Now a veteran of driverless rides, Rep. Buckner touts three-year test for self-driving vehicles in Illinois
When State Rep. Kam Buckner took his first of two rides in a self-driving car in Silicon Valley last year, he felt a bit like George Jetson.
He wasn’t scared for his present-day safety. And he was intrigued about the transportation future.
“It was different… It’s not going to be for everybody. Like when I go to the store — I like the fact that there are self check-out lanes, but I don’t use those. I want to talk to a person,” Buckner (D-Chicago) said Thursday. “ It’ll be different if we decide to move forward with it. But it’s worth us having a conversation now, so we’re not blindsided in the future.”
On Thursday, Buckner made the case for state legislation he is championing that would make a test of driverless cars possible in five Illinois counties: Cook, Sangamon, Madison, St. Clair and Monroe.
The still-pending bill would set the stage for a three-year pilot program in those counties to test the consumer appetite for autonomous vehicles, and gather a host of information about the impact on traffic congestion, jobs and safety.
Buckner called it a “test case to see if things work and what we need to do different” than the 29 other states that have authorized driverless vehicles.
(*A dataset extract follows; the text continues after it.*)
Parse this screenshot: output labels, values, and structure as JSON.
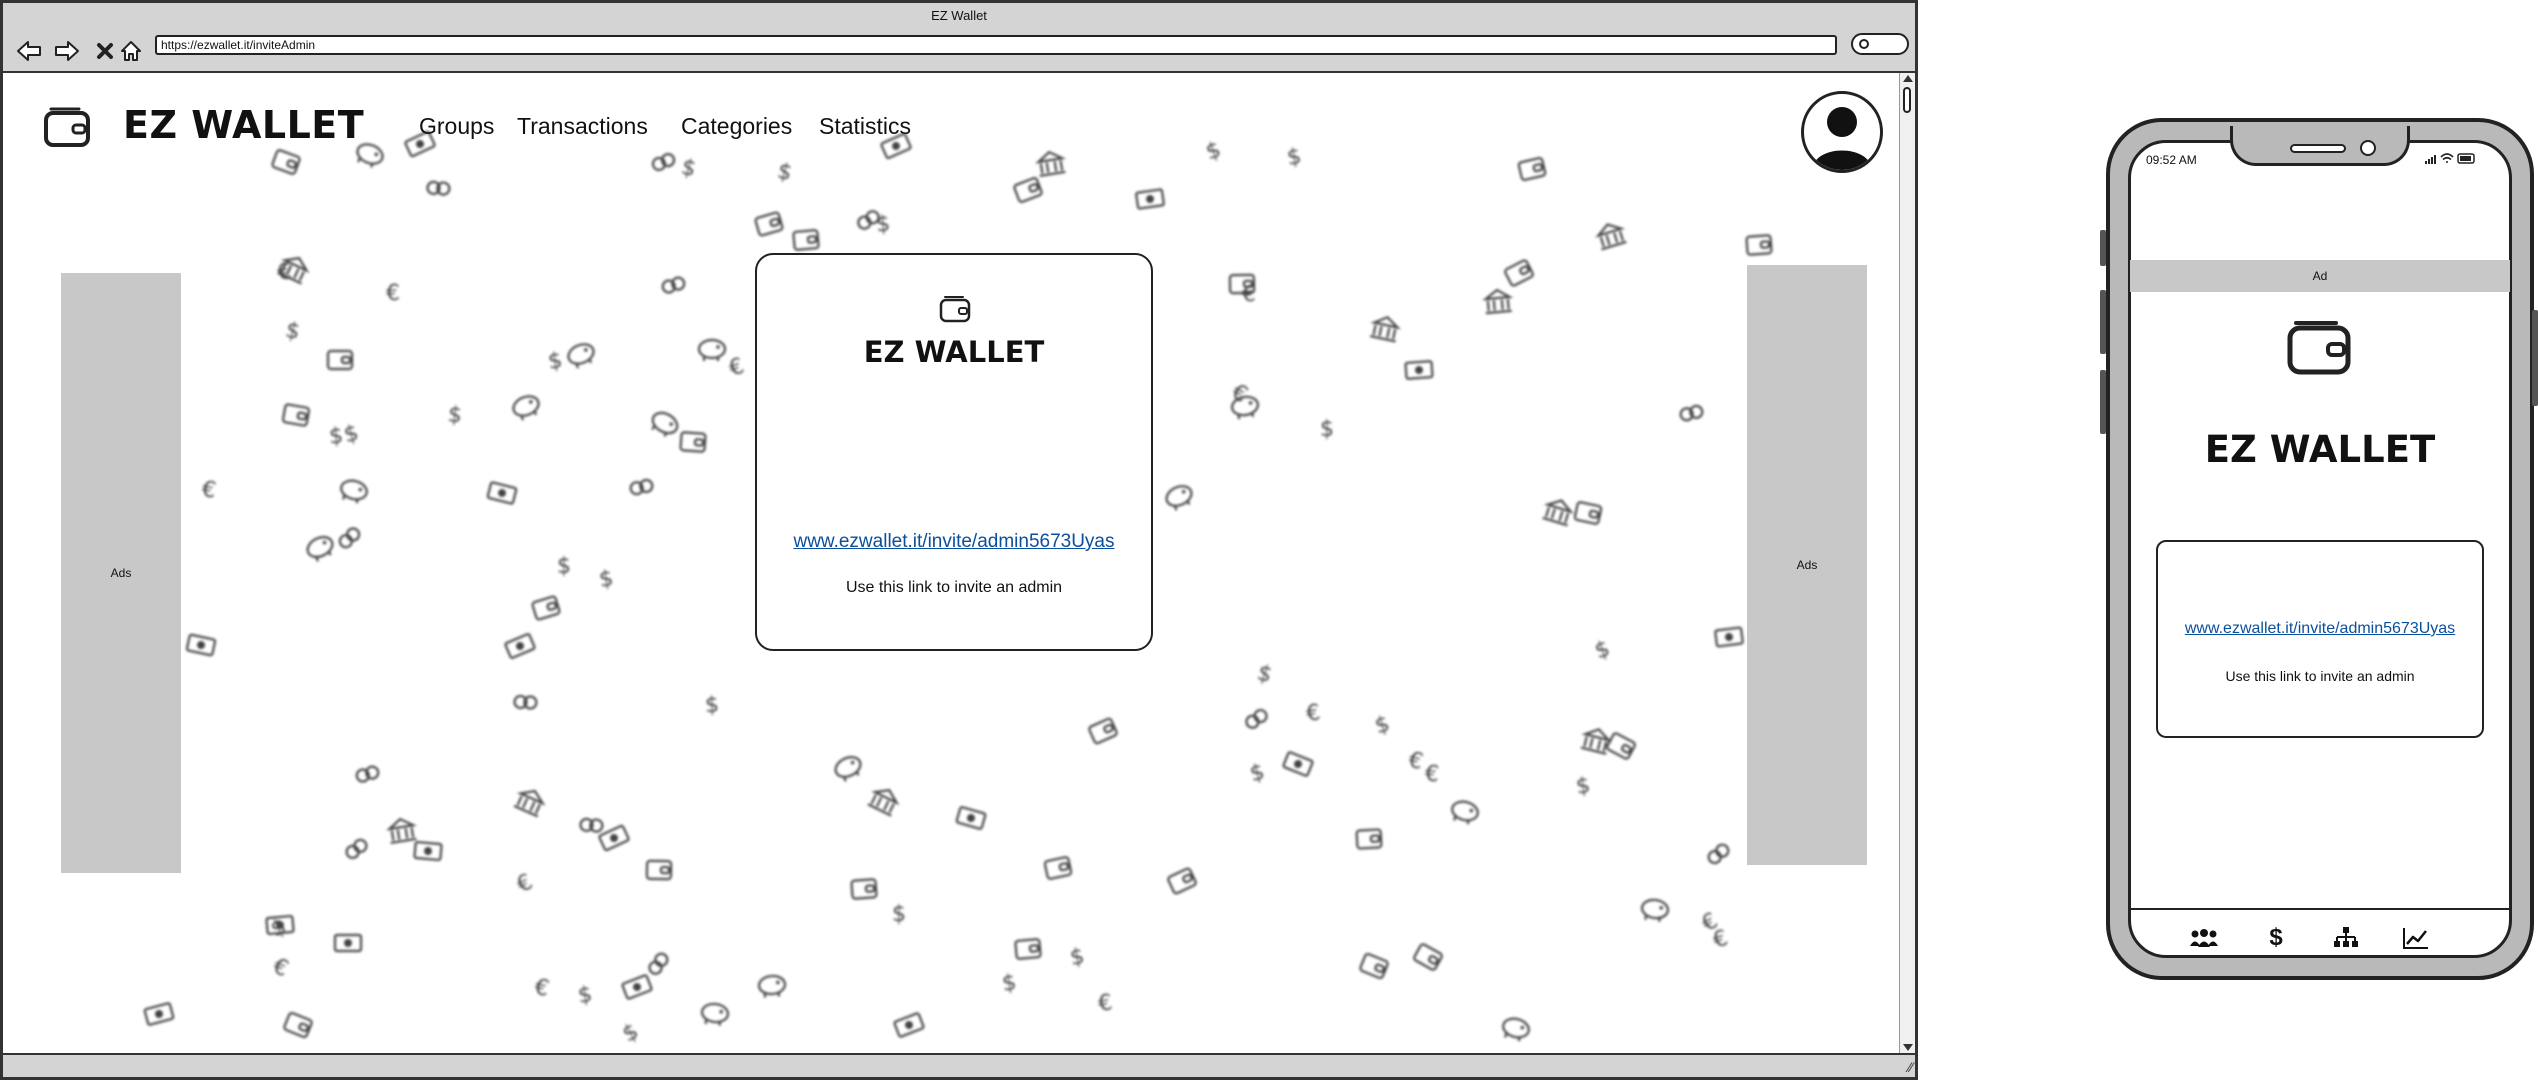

Chicago and other municipalities would still need to authorize driverless vehicles and establish their own safety and regulatory rules.
Waymo’s self-driving cars hit the streets of Chicago this week — with drivers, for now — to begin the process of mapping the city for the switch to autonomous vehicles.
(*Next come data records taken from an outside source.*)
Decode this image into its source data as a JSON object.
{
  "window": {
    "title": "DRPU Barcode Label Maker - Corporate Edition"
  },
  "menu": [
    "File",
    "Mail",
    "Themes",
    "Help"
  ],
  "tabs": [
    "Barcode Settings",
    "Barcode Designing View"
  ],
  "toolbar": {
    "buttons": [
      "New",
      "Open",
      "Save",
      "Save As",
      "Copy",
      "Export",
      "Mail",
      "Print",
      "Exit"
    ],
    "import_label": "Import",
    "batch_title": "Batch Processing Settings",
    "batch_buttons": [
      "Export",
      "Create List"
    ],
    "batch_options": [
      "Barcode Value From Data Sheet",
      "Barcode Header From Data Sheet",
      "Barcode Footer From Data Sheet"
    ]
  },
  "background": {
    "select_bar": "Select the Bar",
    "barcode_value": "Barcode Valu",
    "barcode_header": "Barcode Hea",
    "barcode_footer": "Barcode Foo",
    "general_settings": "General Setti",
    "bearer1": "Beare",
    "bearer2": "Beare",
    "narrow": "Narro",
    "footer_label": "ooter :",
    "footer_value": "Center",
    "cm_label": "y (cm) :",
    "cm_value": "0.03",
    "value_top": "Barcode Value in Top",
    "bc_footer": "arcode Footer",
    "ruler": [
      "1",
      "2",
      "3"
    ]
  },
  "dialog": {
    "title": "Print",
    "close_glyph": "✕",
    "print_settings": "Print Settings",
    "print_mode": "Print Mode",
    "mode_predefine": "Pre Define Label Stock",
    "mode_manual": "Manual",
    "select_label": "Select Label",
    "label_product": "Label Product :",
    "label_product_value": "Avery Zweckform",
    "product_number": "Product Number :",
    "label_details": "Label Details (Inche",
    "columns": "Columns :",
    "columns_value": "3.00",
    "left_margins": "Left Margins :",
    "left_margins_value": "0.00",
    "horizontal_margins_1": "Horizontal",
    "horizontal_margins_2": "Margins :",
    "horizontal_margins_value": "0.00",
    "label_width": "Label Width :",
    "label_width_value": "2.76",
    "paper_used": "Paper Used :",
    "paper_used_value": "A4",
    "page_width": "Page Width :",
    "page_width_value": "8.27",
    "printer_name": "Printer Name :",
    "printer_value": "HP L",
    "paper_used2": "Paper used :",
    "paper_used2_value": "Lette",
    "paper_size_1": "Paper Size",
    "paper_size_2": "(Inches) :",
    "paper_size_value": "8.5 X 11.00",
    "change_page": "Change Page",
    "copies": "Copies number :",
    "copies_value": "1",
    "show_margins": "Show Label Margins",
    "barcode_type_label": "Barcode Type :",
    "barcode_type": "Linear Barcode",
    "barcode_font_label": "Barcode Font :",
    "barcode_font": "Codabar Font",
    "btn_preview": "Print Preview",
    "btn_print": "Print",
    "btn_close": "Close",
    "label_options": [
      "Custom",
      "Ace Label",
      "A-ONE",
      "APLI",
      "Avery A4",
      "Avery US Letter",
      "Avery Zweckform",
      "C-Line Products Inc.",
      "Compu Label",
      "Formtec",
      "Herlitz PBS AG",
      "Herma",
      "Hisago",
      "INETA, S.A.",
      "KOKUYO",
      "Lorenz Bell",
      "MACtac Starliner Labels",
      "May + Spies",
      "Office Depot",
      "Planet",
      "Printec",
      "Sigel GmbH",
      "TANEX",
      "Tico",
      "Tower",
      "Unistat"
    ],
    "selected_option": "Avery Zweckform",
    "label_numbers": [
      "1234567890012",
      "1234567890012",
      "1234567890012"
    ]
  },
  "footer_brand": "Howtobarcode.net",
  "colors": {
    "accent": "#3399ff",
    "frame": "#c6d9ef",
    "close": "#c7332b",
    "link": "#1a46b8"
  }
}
“When California did... they didn’t do this type of pilot. They just kind of rolled it out. When Arizona did it, they did the same thing. Same with Texas,” Buckner told the Sun-Times.
"This is obviously coming to Illinois. They’re going to at least attempt to. So we should get ahead of the curve here and make sure that we are dictating the pace and the conversation," Buckner continued. "We should have at least three years of data, three years of experience and some real understanding of how these work here within our state lines to see if it makes sense for Illinois.”
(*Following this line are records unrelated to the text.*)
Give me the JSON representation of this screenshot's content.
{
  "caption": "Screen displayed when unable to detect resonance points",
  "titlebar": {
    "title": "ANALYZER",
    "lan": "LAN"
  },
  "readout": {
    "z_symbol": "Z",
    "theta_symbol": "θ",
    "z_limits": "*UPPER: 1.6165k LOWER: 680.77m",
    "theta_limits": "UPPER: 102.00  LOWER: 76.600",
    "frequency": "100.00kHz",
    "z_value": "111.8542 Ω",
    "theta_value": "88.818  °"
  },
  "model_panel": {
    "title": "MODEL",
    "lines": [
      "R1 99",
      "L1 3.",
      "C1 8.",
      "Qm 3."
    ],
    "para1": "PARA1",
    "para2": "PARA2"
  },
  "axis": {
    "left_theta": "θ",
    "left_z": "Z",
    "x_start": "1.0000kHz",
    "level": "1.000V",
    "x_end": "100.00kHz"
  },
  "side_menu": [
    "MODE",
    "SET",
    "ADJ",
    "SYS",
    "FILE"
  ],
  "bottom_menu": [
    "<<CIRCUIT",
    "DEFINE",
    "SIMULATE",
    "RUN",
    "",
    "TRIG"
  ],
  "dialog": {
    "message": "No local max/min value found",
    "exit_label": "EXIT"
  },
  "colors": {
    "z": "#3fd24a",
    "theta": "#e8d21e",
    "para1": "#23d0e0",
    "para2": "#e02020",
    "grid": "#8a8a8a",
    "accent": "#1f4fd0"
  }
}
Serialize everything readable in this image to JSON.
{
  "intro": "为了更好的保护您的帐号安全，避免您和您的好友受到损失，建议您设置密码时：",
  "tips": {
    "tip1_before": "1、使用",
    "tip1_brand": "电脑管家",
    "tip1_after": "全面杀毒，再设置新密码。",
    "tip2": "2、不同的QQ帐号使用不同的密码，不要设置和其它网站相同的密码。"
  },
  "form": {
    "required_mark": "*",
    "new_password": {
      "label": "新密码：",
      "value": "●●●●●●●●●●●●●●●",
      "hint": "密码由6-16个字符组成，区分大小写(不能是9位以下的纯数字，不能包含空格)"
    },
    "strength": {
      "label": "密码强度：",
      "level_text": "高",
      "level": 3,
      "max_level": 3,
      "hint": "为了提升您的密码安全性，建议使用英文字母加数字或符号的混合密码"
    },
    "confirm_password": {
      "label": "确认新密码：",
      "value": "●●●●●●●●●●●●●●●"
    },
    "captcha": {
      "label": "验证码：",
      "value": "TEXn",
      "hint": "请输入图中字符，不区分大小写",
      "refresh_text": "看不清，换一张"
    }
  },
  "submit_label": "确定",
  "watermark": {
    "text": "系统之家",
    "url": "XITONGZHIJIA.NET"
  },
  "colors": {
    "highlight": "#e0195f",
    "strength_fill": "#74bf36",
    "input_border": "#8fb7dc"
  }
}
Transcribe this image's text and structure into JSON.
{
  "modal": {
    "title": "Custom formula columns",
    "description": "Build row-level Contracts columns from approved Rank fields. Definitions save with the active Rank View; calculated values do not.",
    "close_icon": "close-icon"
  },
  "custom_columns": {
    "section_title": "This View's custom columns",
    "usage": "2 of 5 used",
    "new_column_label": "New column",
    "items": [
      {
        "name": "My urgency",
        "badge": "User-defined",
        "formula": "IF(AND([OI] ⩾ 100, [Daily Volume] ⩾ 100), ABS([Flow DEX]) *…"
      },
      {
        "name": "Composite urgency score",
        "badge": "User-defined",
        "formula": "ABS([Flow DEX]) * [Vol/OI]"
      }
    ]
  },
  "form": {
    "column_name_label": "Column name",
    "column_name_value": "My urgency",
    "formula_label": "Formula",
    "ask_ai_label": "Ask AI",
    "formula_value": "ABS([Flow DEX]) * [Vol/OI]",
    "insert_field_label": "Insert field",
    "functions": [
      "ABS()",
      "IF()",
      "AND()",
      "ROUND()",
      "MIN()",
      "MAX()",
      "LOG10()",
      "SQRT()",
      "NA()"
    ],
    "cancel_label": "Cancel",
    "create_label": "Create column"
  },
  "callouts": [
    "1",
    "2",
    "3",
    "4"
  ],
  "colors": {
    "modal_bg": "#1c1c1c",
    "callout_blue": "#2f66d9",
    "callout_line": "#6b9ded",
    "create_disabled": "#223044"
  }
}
Driverless vehicles have generated controversy for a host of reasons that range from concerns about safety and consumer cost to the impact on jobs. Buckner said he has “the same concerns when it comes to labor and safety.” Which is why he favors a go-slow approach.
“I’m not just trying to fill the streets with these cars and knock people out of their jobs. In fact, I’m chief sponsor of another bill that would unionize ride share drivers in Illinois. We can do both," he said.
Self-driving vehicles operated by Waymo, Uber Tesla and other companies have traveled a rocky road for the last decade, with a documented history of crashes that have triggered dozens of fatalities and injuries.
In 2018, a 49-year-old woman was walking her bicycle across a road outside a designated crosswalk in Tempe, Arizona when she was struck and killed by a self-driving SUV operated by Uber with a human backup driver who was not monitoring the road.
Uber’s testing privileges were suspended by the Arizona governor. The back-up driver pleaded guilty to endangerment and was sentenced to three years of supervised probation.
Five years later, a driver hit a pedestrian in San Francisco and threw the woman into the path of a self-driving vehicle that ran the woman over. The self-driving vehicle did not detect the pedestrian and dragged her more than 20 feet at 7 miles per hour as it attempted to pull over to the side of the road. The woman suffered serious injuries, but survived.
Ald. Daniel La Spata (1st) who chairs the City Council’s Committee on Pedestrian and Traffic Safety, said his biggest concern is a state-authorized pilot program that “pre-empts home-rule regulation” of autonomous vehicles.
“I understand for a lot of folks the need to act expeditiously. But we need to have hearings on this to have those discussions and understand what are the strengths and weaknesses of autonomous vehicles,” La Spata said. “They trumpet safety benefits and statistics. At the same time, we do see those cases where children and others have been injured or killed. And we need to… take all that into account. I don’t want to move so expeditiously that we put ourselves in a position where we can’t respond to those issues.”